Kenwood Academy High School Principal Gregory Jones was featured in the March 10, Sunday Review section of the New York Times. The main focus of the column “Want to Fix Schools? Go to the Principal’s Office,” written by David Leonhardt, was about the important role that principals play in student success.
According to the New York Times (NYT) column Jones arrived at Kenwood, 5015 S. Blackstone Ave., in 2012 with an emphasis on first improving academics, then music, arts and sports.
As a result of Jones’ leadership, last year 94 percent of freshmen ended the year on track, up from 70 percent in 2011.The graduation rate reached 85 percent last year, up from 74 percent in 2012.
In his column, Leonhardt said curriculum, school types and teachers are often the topics of passionate debates about education but principals remain below the radar in these discussions.
Mayor Rahm Emanuel said in the NYT that the national debate on education “is all screwed up.”
“Principals create the environment,” Emanuel said in the NYT column, “They create a culture of accountability. They create a sense of community. And none of us, nationally, ever debate principals.”

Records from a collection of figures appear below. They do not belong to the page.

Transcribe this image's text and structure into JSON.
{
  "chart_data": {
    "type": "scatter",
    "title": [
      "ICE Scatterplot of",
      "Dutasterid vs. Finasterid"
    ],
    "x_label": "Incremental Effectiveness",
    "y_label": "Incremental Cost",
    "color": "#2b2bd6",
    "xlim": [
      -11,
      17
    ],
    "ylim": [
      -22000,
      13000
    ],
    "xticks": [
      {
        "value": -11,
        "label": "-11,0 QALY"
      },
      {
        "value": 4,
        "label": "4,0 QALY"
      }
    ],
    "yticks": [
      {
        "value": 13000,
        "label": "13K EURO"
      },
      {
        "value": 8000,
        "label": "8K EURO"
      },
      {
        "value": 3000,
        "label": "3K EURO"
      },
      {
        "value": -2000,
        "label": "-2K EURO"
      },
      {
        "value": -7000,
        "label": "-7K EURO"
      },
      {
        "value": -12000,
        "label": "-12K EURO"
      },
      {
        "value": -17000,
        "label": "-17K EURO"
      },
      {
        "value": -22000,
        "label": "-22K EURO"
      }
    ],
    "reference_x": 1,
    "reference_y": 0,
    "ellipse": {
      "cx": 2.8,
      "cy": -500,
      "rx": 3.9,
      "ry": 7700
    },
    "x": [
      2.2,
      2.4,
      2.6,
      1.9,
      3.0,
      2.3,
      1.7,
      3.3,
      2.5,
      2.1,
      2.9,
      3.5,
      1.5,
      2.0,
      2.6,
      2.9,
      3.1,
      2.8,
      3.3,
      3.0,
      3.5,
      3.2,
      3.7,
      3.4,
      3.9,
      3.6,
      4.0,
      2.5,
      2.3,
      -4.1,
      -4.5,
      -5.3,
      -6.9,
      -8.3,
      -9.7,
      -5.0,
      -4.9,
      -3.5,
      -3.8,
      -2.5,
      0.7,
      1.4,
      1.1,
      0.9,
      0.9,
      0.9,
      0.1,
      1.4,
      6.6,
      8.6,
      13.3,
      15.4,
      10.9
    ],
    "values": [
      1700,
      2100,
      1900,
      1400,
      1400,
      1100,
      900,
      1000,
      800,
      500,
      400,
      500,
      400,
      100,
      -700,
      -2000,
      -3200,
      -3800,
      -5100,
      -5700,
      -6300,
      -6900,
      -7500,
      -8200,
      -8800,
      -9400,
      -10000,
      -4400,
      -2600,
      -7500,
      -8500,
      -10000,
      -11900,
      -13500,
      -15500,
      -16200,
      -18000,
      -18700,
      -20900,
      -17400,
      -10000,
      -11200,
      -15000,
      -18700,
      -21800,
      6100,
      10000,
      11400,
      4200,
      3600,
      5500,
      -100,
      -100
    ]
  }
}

The ability to attract and keep good teachers and develop good teachers was also mentioned in the column as markers of a good principal.

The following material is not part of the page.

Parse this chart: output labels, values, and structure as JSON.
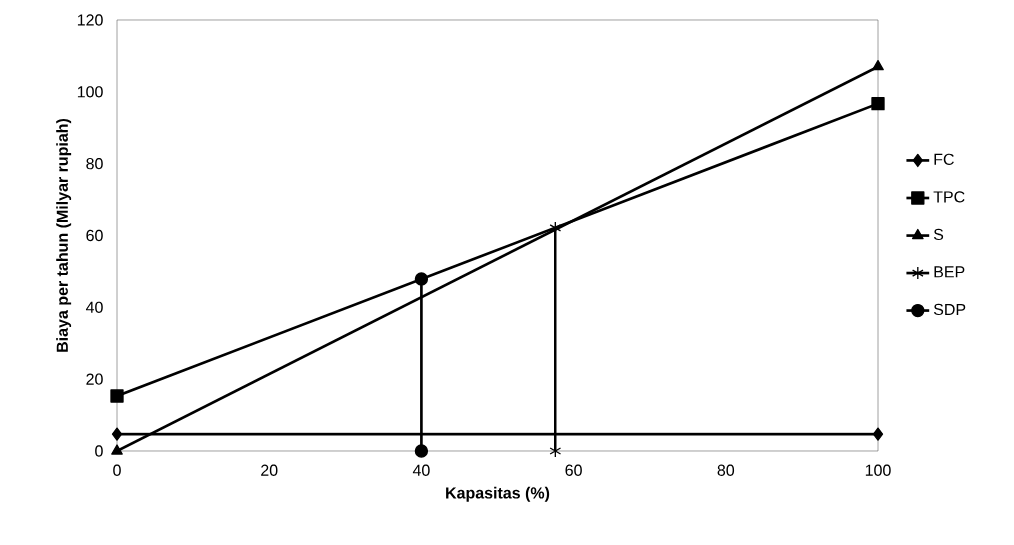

In his column Leonhardt said, in Chicago, students, parents and teachers fill out an annual survey evaluating their principal. A local board helps to oversee each school and principal. Principals are also judged based on the progress their students make in reading, math and other subjects.
Janice Jackson, chief education officer for Chicago Public Schools, told the NYT that principals are the most accountable people in the school system.
Jones, a Chicago native, was a teacher and assistant principal before taking over Kenwood, a neighborhood school that also accepts students from elsewhere in the city through a lottery.
In the column, Jones said being a principal is “stressful. You have to own it.”
Leonhardt’s column concludes with the statement that over the last several decades educators have found that teaching quality, empowered principals, more instructional time, extracurricular activities and school choice are what works best in education.